In 1871, at age 22, he entered Syracuse University during its first full year of operation. His undergraduate studies included particular attention to Greek, which he intended to teach, and to mathematics, because he liked the subject and admired the men who taught it. He became a member of the Delta Kappa Epsilon fraternity, the Glee Club, and played varsity baseball.

After graduation with a BA degree, Judson Coit served as professor of mathematics at Dickenson Seminary in Williamsport, Pennsylvania, for four years (1875–1879) and obtained a master's degree from Syracuse University in 1878.

He worked with John Martin Schaeberle as student assistant in the Detroit Observatory in Ann Arbor, Michigan (1879–1880), then taught advanced mathematics and astronomy at the Central High School in Cleveland, Ohio. While in Cleveland, he was in charge of fitting out a private observatory for L. E. Holden and continued his astronomical work, receiving a PhD from Syracuse University in 1881. His thesis topic was "The Orbit of Eta Cassiopeia". The substance of this work was later published in the monthly notices of the Royal Astronomical Society of London.

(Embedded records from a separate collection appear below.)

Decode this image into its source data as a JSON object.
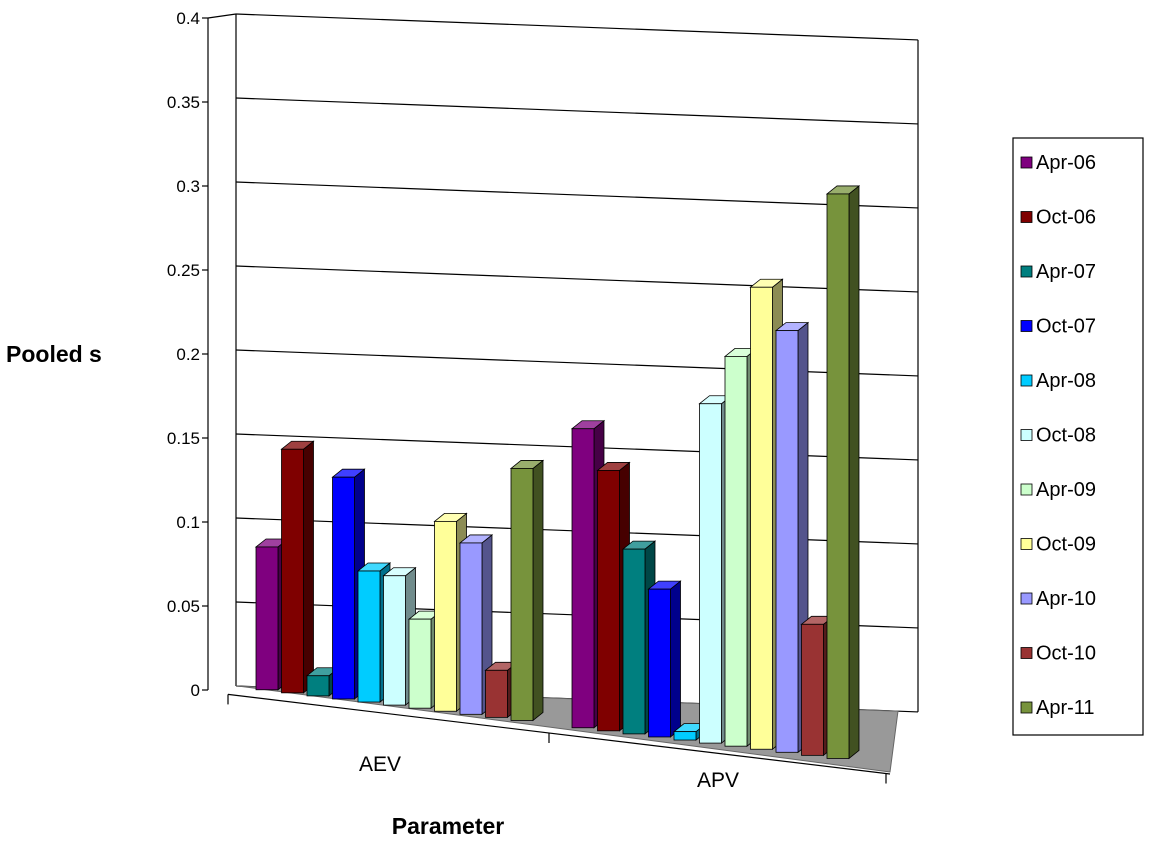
{
  "chart_data": {
    "type": "bar",
    "title": "",
    "xlabel": "Parameter",
    "ylabel": "Pooled s",
    "ylim": [
      0,
      0.4
    ],
    "yticks": [
      "0",
      "0.05",
      "0.1",
      "0.15",
      "0.2",
      "0.25",
      "0.3",
      "0.35",
      "0.4"
    ],
    "categories": [
      "AEV",
      "APV"
    ],
    "legend_position": "right",
    "grid": true,
    "style": "3d-clustered",
    "series": [
      {
        "name": "Apr-06",
        "color": "#7f007f",
        "values": [
          0.085,
          0.178
        ]
      },
      {
        "name": "Oct-06",
        "color": "#7f0000",
        "values": [
          0.145,
          0.155
        ]
      },
      {
        "name": "Apr-07",
        "color": "#007f7f",
        "values": [
          0.012,
          0.11
        ]
      },
      {
        "name": "Oct-07",
        "color": "#0000ff",
        "values": [
          0.132,
          0.088
        ]
      },
      {
        "name": "Apr-08",
        "color": "#00ccff",
        "values": [
          0.078,
          0.005
        ]
      },
      {
        "name": "Oct-08",
        "color": "#ccffff",
        "values": [
          0.077,
          0.202
        ]
      },
      {
        "name": "Apr-09",
        "color": "#ccffcc",
        "values": [
          0.053,
          0.232
        ]
      },
      {
        "name": "Oct-09",
        "color": "#ffff99",
        "values": [
          0.113,
          0.275
        ]
      },
      {
        "name": "Apr-10",
        "color": "#9999ff",
        "values": [
          0.102,
          0.251
        ]
      },
      {
        "name": "Oct-10",
        "color": "#993333",
        "values": [
          0.028,
          0.078
        ]
      },
      {
        "name": "Apr-11",
        "color": "#77933c",
        "values": [
          0.15,
          0.336
        ]
      }
    ]
  }
}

Coit was appointed an Assistant Professor of Mathematics in the Boston University College of Liberal Arts in 1882, and a full professor of mathematics in 1884. In his first year at BU, he taught analytics, astronomy, calculus, mechanics, and quaternions. The college initially had no astronomical equipment, so he took his astronomy students to the Boston Common, where a public pay telescope was available, and paid the fees from his own resources.

In 1885 he became secretary of the faculty of the college, and retained that post for 30 years, in addition to his teaching and research activities. He served as acting dean of the graduate school of Boston University in 1911–12. His academic title was changed to professor of astronomy in 1915.